Children’s wishes will be given new importance in international cases of alleged abduction by a parent after a Supreme Court of Canada decision changed the ground rules for determining whether a child must be returned to another country.
In an unusually sharp dissent, three judges said the ruling on Friday will “benefit would-be abductors” by allowing them to be rewarded when their children develop roots in their new communities. It would also encourage abductors to manipulate the emotions of the children, the dissenters said.
The 6-3 ruling came in a dispute between separated parents over where their two children should live. The family of four, all Canadians, had been living in Germany, but the children were struggling in school. The father had custody, but allowed the mother to bring the children to St. Catharines, Ont., for the 2013-14 school year. When the consent agreement ended, he sued in the Ontario Superior Court of Justice under a 1980 international agreement known as the Hague Convention on child abduction to have the children returned.
By the time it reached the Supreme Court, the case had been resolved in a roller-coaster two-year process. The trial judge said the children had to be returned to Germany. On appeal by the mother, Ontario’s Divisional Court threw out the ruling, saying the children had become integrated into their new community. The father appealed, and the Ontario Court of Appeal restored the original ruling, saying a child’s habitual residence does not change when a parent gives consent to a time-limited stay in another country. The mother then returned with the children to Germany, obtained custody and brought them back to Canada.

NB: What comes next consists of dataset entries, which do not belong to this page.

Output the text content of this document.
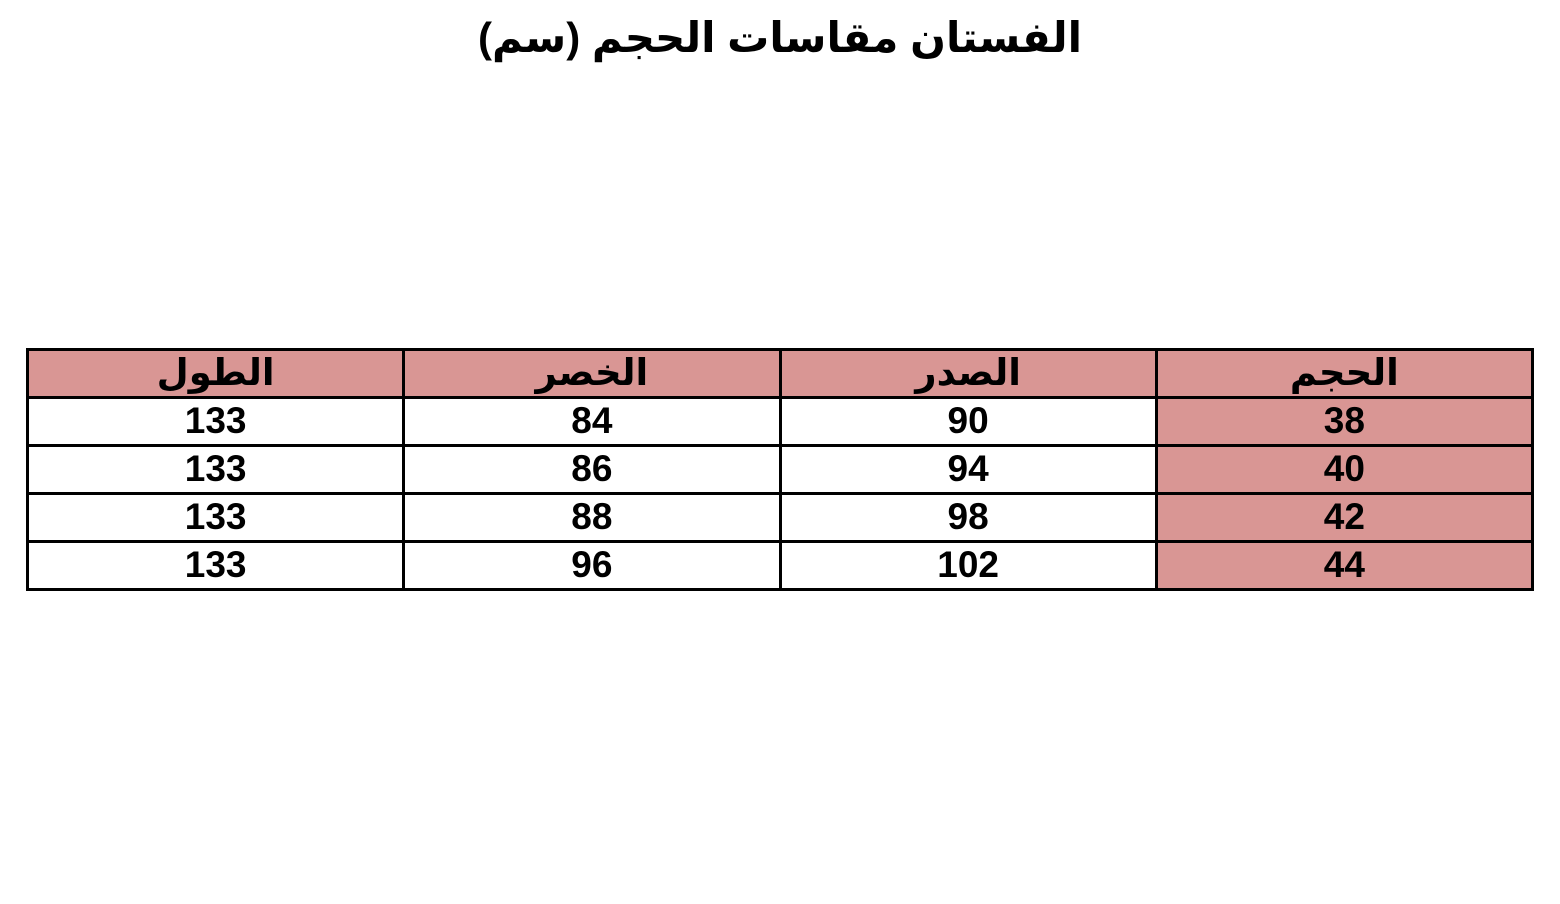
الفستان مقاسات الحجم (سم)
الحجم	الصدر	الخصر	الطول
38	90	84	133
40	94	86	133
42	98	88	133
44	102	96	133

The Supreme Court said the issues were important enough to address even though the dispute was settled.
Written by the now-retired chief justice Beverley McLachlin (judges have six months after retirement to complete the cases on which they sat), the ruling sets out a new approach for Canadian courts applying the Hague Convention. (Canada is one of about 90 signatories.) The convention sets out the terms for returning children to the country of their “habitual residence.” Until now, previous parental intention on what the home country is usually, with some exceptions, would settle the matter.
But the Supreme Court majority said that approach is out of line with an international trend in the European Union, Australia, New Zealand and parts of the United States. That approach focuses neither on parental intention nor children’s wishes, but on a hybrid of those two, plus other factors, such as whether children have settled into their new community.
“The reality is that every case is unique,” Ms. McLachlin wrote.
Under the flexible, hybrid approach, children’s views will be given new weight, as long as a judge determines they are mature enough to have a say. (There is no specific minimum age at which they qualify.)
A judge “considers all relevant links and circumstances,” the chief justice wrote. And, even where parental intentions had been clear, one parent, acting on his or her own, may be able to depart from those intentions: “There is no rule that the actions of one parent cannot unilaterally change the habitual residence of a child.”
The ruling did not apply its new interpretation of the Hague Convention to the current case because it was already settled, prompting the father’s lawyer, Steven Bookman, to say it will be years before Canada’s courts work out what the new interpretation means in practice.
He has cases, he said, in which mothers have brought the children to Canada, saying they wish to visit the children’s grandparents for a month or two. The father gives a time-limited consent. Such consents are now “meaningless,” he said.
The dissenting authors, Justice Suzanne Côté and Justice Malcolm Rowe, supported by Justice Michael Moldaver, were scathing. The ruling “effectively permits one parent to unilaterally change a child’s habitual residence without the other parent’s consent even in the face of an express agreement,” and promotes abduction, they said. “The uncertainty generated by this ad hoc approach benefits would-be abductors.”